Le Duc d’Albe n’avait été pour Scribe qu’un prétexte d’opéra, un motif d’airs de bravoure, et la musique lui faisant défaut, on pouvait croire qu’il n’en serait jamais plus question. On en reparla pourtant, car la musique y prit goût de nouveau. Entendons-nous : ce ne fut plus le Duc d’Albe, et ce fut toujours lui ; si ce ne fut plus Donizetti qui prétendit l’animer, ce fut encore un Italien, et non des moindres, qui se chargea de ressusciter l’œuvre abandonnée. C’est par Scribe que nous savons comment les choses se passèrent. Il avait eu un collaborateur pour le Duc d’Albe, et le contraire serait plus surprenant. Il fallut le mettre au courant des destinées nouvelles qui se présentaient pour cette pièce vieille de plus de dix ans. Scribe n’y manqua pas. Quand l’heure en fut venue, il avisa le second père dramatique du Duc d’Albe.

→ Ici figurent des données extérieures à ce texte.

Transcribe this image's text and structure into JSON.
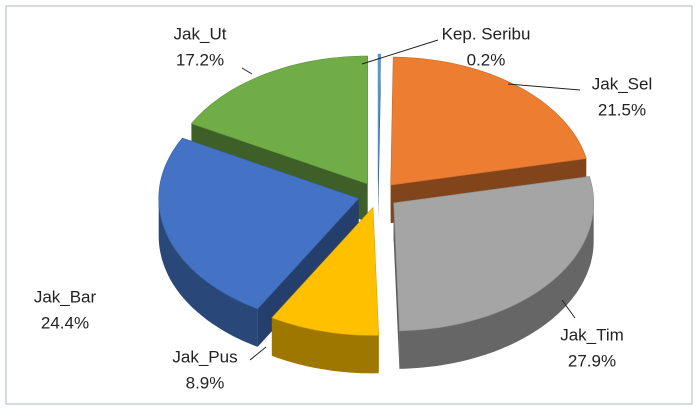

C’était Charles Duveyrier, frère puîné du fécond vaudevilliste Mélesville. Mais tandis que l’aîné demeurait un auteur dramatique obstiné et fécond, le cadet délaissa les lettres, d’abord pour la philosophie sociale et le saint-simonisme, — c’est lui qui conçut et qui devait diriger l’Encyclopédie Pereire, à laquelle s’intéressait Sainte-Beuve, — puis pour le mouvement industriel et commercial : il créa la Société générale des annonces, qui centralisait la publicité des journaux. Charles Duveyrier en était là, quand un appel de Scribe vint le ramener au théâtre, on va voir comment.


A Charles Duveyrier.

Le 3 décembre 1853.

Mon allié et toujours ami, je n’ai point oublié notre vieil enfant qui dort depuis longtemps dans la poussière des cartons ; mais je crois qu’il n’aura point perdu pour attendre, et je viens de lui trouver un établissement digne de son âge et de son mérite.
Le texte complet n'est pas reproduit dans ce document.